Forum Discussion
Altera_Forum
Honored Contributor
18 years agoNote that, although it is recommended to follow a coding pattern for doing resets, enables, etc., this is more for the purpose of easily readable/writable code, as well as making sure you can take advantage of the dedicated logic surrounding the FFs. (The Quartus II handbook talks about FF signal priority in Recommended Coding Styles). For example, the clock enable has priority over a synchronous reset. If you code the synchronous reset with priority, then this can't be implemented in the dedicated register silicon and will have to be done in the LUT before it(i.e. the clock enable will be a feedback mux) in the LUT, and you're design will get bigger/slower.

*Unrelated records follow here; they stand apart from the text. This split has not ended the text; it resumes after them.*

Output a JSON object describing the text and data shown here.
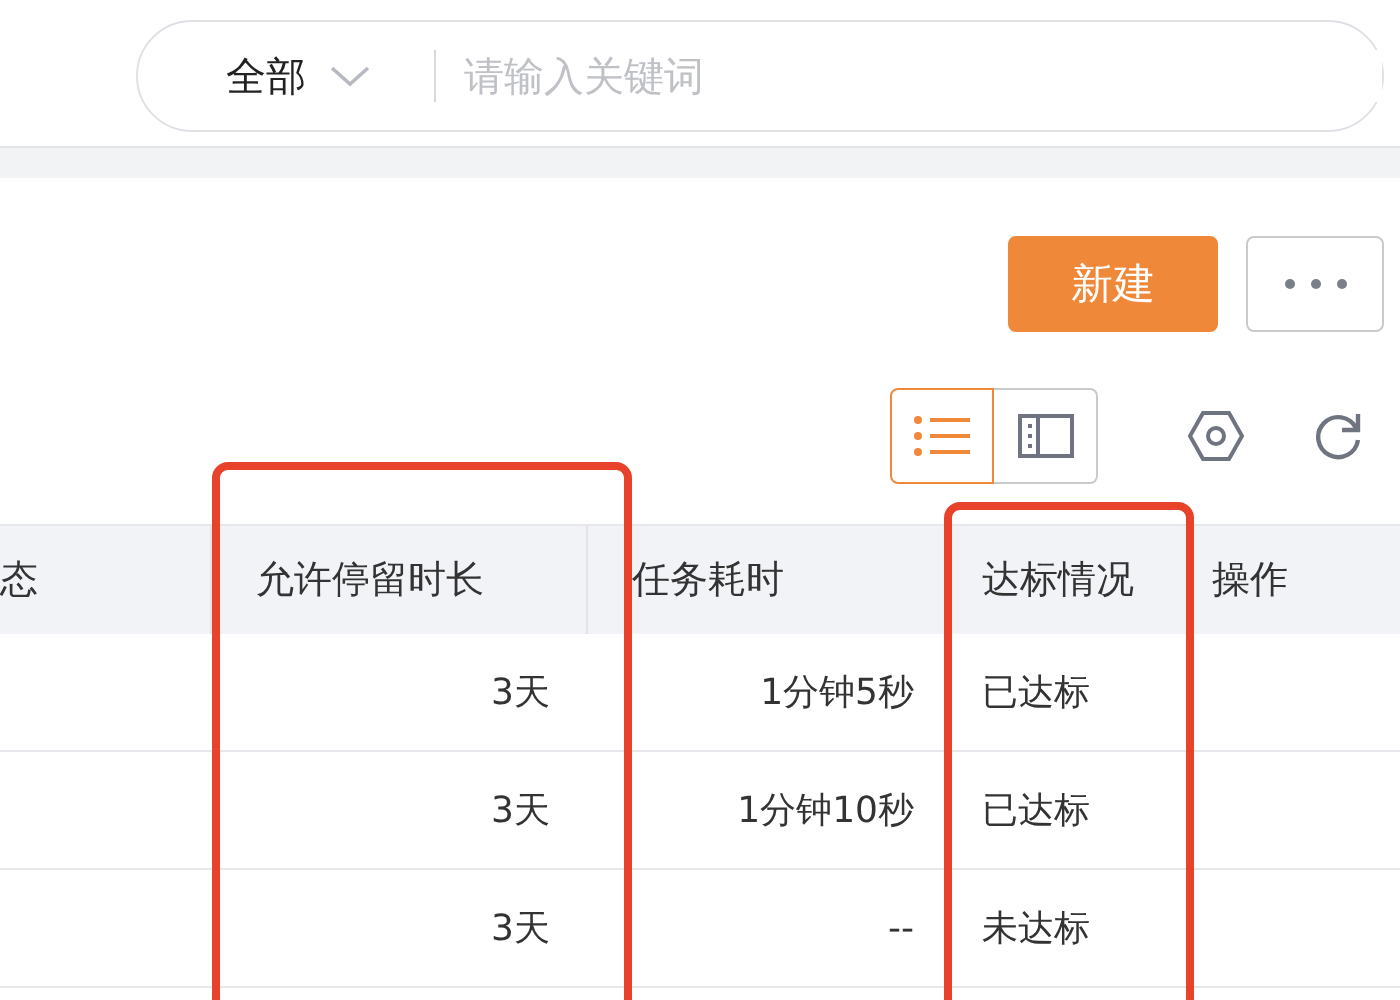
{
  "search": {
    "scope": "全部",
    "placeholder": "请输入关键词"
  },
  "actions": {
    "create": "新建"
  },
  "views": [
    {
      "kind": "list",
      "selected": true
    },
    {
      "kind": "panel",
      "selected": false
    }
  ],
  "table": {
    "columns": [
      {
        "label": "态",
        "highlighted": false
      },
      {
        "label": "允许停留时长",
        "highlighted": true
      },
      {
        "label": "任务耗时",
        "highlighted": false
      },
      {
        "label": "达标情况",
        "highlighted": true
      },
      {
        "label": "操作",
        "highlighted": false
      }
    ],
    "rows": [
      {
        "cells": [
          "",
          "3天",
          "1分钟5秒",
          "已达标",
          ""
        ]
      },
      {
        "cells": [
          "",
          "3天",
          "1分钟10秒",
          "已达标",
          ""
        ]
      },
      {
        "cells": [
          "",
          "3天",
          "--",
          "未达标",
          ""
        ]
      },
      {
        "cells": [
          "",
          "",
          "",
          "",
          ""
        ]
      }
    ]
  }
}
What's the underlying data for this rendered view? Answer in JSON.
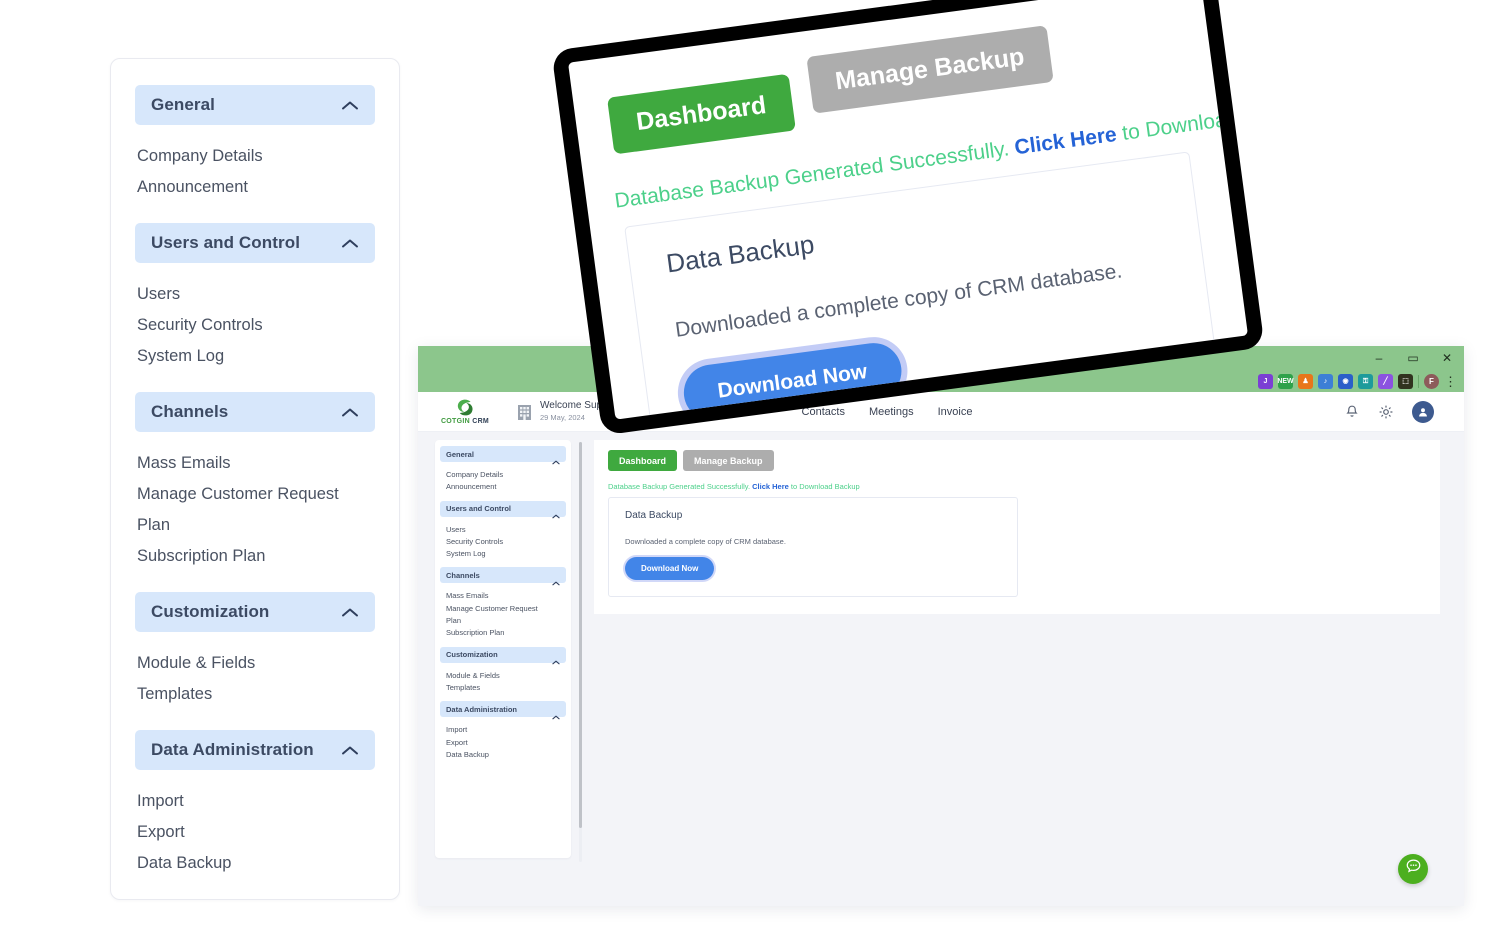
{
  "magnified_sidebar": {
    "groups": [
      {
        "title": "General",
        "chevron": "chevron-up-icon",
        "items": [
          "Company Details",
          "Announcement"
        ]
      },
      {
        "title": "Users and Control",
        "chevron": "chevron-up-icon",
        "items": [
          "Users",
          "Security Controls",
          "System Log"
        ]
      },
      {
        "title": "Channels",
        "chevron": "chevron-up-icon",
        "items": [
          "Mass Emails",
          "Manage Customer Request",
          "Plan",
          "Subscription Plan"
        ]
      },
      {
        "title": "Customization",
        "chevron": "chevron-up-icon",
        "items": [
          "Module & Fields",
          "Templates"
        ]
      },
      {
        "title": "Data Administration",
        "chevron": "chevron-up-icon",
        "items": [
          "Import",
          "Export",
          "Data Backup"
        ]
      }
    ]
  },
  "browser": {
    "window_controls": {
      "minimize": "–",
      "maximize": "▭",
      "close": "✕"
    },
    "extensions": [
      {
        "name": "extension-purple-icon",
        "glyph": "J",
        "color": "#7b3fd4"
      },
      {
        "name": "extension-new-badge-icon",
        "glyph": "NEW",
        "color": "#2fa24a"
      },
      {
        "name": "extension-orange-person-icon",
        "glyph": "♟",
        "color": "#e8761a"
      },
      {
        "name": "extension-blue-note-icon",
        "glyph": "♪",
        "color": "#3d7fd6"
      },
      {
        "name": "extension-target-icon",
        "glyph": "◉",
        "color": "#2b5fc9"
      },
      {
        "name": "extension-teal-lock-icon",
        "glyph": "⚿",
        "color": "#1e9b9b"
      },
      {
        "name": "extension-pencil-icon",
        "glyph": "╱",
        "color": "#8b53e0"
      },
      {
        "name": "extension-puzzle-icon",
        "glyph": "⬚",
        "color": "#31331f"
      }
    ],
    "profile_initial": "F",
    "menu_glyph": "⋮"
  },
  "app_header": {
    "logo_text_primary": "COTGIN",
    "logo_text_secondary": "CRM",
    "welcome_name": "Welcome Super Admin",
    "welcome_date": "29 May, 2024",
    "nav": [
      "Contacts",
      "Meetings",
      "Invoice"
    ],
    "icons": {
      "notifications": "bell-icon",
      "settings": "gear-icon",
      "profile": "user-avatar-icon"
    }
  },
  "mini_sidebar": {
    "groups": [
      {
        "title": "General",
        "items": [
          "Company Details",
          "Announcement"
        ]
      },
      {
        "title": "Users and Control",
        "items": [
          "Users",
          "Security Controls",
          "System Log"
        ]
      },
      {
        "title": "Channels",
        "items": [
          "Mass Emails",
          "Manage Customer Request",
          "Plan",
          "Subscription Plan"
        ]
      },
      {
        "title": "Customization",
        "items": [
          "Module & Fields",
          "Templates"
        ]
      },
      {
        "title": "Data Administration",
        "items": [
          "Import",
          "Export",
          "Data Backup"
        ]
      }
    ]
  },
  "main": {
    "tabs": [
      {
        "label": "Dashboard",
        "state": "active"
      },
      {
        "label": "Manage Backup",
        "state": "inactive"
      }
    ],
    "alert": {
      "prefix": "Database Backup Generated Successfully.",
      "link": "Click Here",
      "suffix": "to Download Backup"
    },
    "card": {
      "title": "Data Backup",
      "description": "Downloaded a complete copy of CRM database.",
      "button": "Download Now"
    },
    "chat_fab": "chat-bubble-icon"
  },
  "colors": {
    "tab_active_green": "#3fa93f",
    "tab_inactive_grey": "#adadad",
    "alert_green": "#4cd08a",
    "link_blue": "#2563d6",
    "button_blue": "#4285e8",
    "group_header_blue": "#d7e7fb",
    "browser_chrome_green": "#8cc68c",
    "page_background": "#f3f4f8",
    "chat_fab_green": "#4caf1f"
  }
}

That being said, if you code in a different manner, it should still always work. A feedback mux in the LUT should function just like an enable. If something doesn't work, there's almost always a good reason. When dealing with asynchronous resets, be sure to understand Reset/Recovery. Almost all designs have asynch resets, and yet Reset/Recovery is one of the least understood topics in static timing analysis. It is off in the Classic Timing Analyzer by default, but can be turned on under Assignments -> Settings -> Timing Analysis -> More Settings -> Reset/Recovery Analysis. It is on by default in TimeQuest. Note that this is not the issue with the original post. If you fail Reset/Recovery, it just means your registers will go into the reset or come our of the reset state one clock earlier or later than expected. But it will not "glitch". As for this glitch, I still do not believe it is a glitch, at least in the classical sense. Is everything on the same clock domain(the original three registers that create the glitch as well as the registers the reset feeds)? Do the three reset signals have any FF controls, like their own asynch reset, or do they just use the D, CLK and Q port? Just some more things to look at. (And for clarification, the title says Synchronous Reset, but it feeds all the destination registers through the asynch reset port, correct?)